HRH The Prince of Wales on the 22 February saw first-hand the results of an innovative online tool that supports communities to influence the quality of new development. The BIMBY online toolkit reflects The Prince of Wales's longstanding belief that people need to play a key part in the planning of their community.

Speaking to guests and members of the local community gathered at St Mary's Works in Norwich His Royal Highness said: 

“The key, if I may say so, is how you enhance social, environmental, and of course commercial value in the end of the day. So I hope this BIMBY process will be of some value to different communities around this country, and I hope very much to see the end results.”

HRH BIMBY Norwich Visit

Local residents in Norwich are the first community group to fully try out the Prince’s Foundation for Building Community’s new ‘BIMBY’ Housing Toolkit to say what they would see as ‘Beauty In My Back Yard’. Other groups across the country are also evaluating the relevance of the toolkit, and were present on the day, including Cambridge.

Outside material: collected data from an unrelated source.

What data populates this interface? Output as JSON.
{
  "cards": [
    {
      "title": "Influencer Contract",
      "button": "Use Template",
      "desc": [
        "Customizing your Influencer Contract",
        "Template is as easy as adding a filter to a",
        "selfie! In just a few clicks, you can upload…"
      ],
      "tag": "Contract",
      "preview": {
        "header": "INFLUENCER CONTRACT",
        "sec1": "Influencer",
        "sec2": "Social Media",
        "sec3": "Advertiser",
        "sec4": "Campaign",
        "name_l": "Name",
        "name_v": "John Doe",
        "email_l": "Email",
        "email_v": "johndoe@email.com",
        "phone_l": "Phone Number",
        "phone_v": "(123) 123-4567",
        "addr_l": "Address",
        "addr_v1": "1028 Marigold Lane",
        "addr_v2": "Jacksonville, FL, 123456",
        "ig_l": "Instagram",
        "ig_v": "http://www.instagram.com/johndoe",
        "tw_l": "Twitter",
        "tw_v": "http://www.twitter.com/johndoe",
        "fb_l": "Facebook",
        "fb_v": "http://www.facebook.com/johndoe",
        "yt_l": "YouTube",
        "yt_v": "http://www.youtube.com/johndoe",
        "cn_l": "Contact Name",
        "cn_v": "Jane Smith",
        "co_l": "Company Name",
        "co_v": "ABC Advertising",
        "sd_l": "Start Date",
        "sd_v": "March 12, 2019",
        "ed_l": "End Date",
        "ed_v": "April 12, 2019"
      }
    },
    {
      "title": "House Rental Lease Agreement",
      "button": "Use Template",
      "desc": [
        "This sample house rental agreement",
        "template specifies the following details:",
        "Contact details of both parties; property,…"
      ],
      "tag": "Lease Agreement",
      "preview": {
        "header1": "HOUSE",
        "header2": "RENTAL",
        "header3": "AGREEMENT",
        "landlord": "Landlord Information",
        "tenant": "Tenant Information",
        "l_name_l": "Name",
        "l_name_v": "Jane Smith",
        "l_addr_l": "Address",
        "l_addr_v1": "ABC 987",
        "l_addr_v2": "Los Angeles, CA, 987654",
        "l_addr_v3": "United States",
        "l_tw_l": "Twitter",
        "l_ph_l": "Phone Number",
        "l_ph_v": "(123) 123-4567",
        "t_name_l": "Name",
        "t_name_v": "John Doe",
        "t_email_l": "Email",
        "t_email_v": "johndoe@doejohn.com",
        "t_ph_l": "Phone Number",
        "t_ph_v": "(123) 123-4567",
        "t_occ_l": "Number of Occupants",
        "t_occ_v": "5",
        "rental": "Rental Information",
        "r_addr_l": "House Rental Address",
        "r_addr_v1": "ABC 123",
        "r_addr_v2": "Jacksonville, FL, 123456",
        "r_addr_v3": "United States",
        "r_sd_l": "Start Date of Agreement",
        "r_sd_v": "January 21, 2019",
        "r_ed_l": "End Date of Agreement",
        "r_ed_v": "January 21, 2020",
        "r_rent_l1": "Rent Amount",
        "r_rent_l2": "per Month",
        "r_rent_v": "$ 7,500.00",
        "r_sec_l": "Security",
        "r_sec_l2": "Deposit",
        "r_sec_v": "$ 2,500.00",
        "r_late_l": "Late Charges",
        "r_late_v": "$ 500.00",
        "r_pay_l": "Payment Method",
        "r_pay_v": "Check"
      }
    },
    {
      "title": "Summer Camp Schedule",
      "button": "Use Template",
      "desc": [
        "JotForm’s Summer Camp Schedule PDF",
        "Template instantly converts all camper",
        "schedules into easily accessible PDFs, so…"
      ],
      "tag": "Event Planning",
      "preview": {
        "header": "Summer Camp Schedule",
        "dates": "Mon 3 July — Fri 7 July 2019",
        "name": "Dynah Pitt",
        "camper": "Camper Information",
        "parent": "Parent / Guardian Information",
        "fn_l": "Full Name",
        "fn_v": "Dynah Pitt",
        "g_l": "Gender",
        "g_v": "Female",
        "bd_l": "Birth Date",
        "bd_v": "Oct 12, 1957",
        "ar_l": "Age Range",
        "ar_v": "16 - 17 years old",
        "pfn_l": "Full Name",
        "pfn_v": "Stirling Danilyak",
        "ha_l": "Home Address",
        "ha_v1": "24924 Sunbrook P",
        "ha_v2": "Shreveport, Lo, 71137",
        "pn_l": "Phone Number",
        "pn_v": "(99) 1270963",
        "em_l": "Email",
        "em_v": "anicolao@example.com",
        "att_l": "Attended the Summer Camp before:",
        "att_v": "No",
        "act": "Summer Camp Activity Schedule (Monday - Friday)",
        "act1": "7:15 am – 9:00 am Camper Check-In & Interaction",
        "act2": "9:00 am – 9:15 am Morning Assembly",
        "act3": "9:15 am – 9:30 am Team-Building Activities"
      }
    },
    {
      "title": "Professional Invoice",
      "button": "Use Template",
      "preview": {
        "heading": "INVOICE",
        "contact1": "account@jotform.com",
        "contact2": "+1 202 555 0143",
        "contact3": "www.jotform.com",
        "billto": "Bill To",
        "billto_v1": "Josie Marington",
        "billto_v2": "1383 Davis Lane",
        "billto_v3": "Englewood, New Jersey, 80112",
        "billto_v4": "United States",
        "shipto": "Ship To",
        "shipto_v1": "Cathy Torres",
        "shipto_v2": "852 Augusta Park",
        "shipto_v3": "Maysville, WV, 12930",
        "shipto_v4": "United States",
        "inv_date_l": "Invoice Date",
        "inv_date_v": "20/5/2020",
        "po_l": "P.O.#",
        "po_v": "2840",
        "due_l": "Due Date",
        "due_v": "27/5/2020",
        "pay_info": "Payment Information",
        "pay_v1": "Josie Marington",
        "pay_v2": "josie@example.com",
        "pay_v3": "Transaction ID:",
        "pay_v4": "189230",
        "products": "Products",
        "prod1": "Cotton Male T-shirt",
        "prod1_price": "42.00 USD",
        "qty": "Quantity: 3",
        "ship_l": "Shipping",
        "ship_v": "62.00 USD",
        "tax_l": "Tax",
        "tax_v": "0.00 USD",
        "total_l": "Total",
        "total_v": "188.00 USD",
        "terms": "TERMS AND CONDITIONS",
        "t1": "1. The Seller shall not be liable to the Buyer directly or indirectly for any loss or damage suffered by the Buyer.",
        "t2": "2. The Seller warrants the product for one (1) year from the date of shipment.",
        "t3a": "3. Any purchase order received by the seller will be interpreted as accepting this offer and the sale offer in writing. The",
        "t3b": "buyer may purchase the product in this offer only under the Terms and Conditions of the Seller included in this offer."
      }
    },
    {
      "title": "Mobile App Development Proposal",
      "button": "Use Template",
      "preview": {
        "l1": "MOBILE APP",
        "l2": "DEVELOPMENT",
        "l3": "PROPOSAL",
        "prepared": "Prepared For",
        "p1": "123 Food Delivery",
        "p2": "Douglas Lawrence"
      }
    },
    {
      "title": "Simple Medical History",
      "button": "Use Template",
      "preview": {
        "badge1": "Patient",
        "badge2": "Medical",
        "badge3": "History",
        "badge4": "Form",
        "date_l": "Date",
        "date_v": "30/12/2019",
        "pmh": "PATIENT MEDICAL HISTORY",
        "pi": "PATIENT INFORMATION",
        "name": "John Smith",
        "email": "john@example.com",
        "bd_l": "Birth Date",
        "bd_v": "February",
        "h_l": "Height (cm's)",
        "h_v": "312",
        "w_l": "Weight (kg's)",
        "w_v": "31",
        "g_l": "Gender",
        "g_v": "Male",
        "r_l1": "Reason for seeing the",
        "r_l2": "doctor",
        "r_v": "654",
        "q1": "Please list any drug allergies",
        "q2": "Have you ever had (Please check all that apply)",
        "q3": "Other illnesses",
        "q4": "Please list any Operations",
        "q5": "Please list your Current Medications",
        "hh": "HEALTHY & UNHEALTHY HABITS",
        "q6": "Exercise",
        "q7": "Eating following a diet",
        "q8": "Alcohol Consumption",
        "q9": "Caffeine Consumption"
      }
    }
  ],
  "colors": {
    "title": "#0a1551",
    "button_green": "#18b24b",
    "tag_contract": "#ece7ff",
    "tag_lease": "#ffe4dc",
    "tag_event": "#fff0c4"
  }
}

Ben Bolgar, Senior Director at The Princes Foundation for Building Community, said:

“BIMBY is all about supporting people to create beautiful and resilient communities that improve the quality of life of everyone involved. This is a central value of the Foundation so seeing it in action in Norwich is very exciting.”

“BIMBY will have a big impact on planning in this country because it helps empower people on the ground to get involved positively in the planning process.”

Dominic Richards, Chief Executive of the architect-developer behind the St. Mary’s Works regeneration, said:

"We were delighted to welcome the Prince’s Foundation to assist on the community consultation for St. Mary’s Works and are extremely grateful to Samantha Coe, Director of The Wharf Academy in neighbouring St Martin-at-Oak, for taking on the leading role. There is a rich seam of knowledge in any local community which can only improve the outcome of development”.

Responding to the five essential qualities of Norwich defined by the community consultation – variety of scale, traditional connections, industrial heritage, ‘a walkable place’ and the River Wensum – Dominic Richards, commented: 

“One of the reasons we were attracted to this site was its great industrial heritage and we agree that St. Mary’s Works, although not a nationally listed building, is an important architectural asset, which we will seek to preserve and renew. We understand the importance of reconnecting our site via walkways and traditional road patterns, such as lanes between the two churches, and to the River Wensum, which have been lost through previous developments. The thing we love about Norwich is its rich eclectic mix of architecture and we agree with the community this is a key characteristic of Norwich which we will respect in our regeneration plans.”

The new resource, available online for all at, guides people through three workshops. The end result is a BIMBY Housing Manual that presents their communal vision for good quality local housing and helps engage developers and planners as all work towards meeting current housing targets.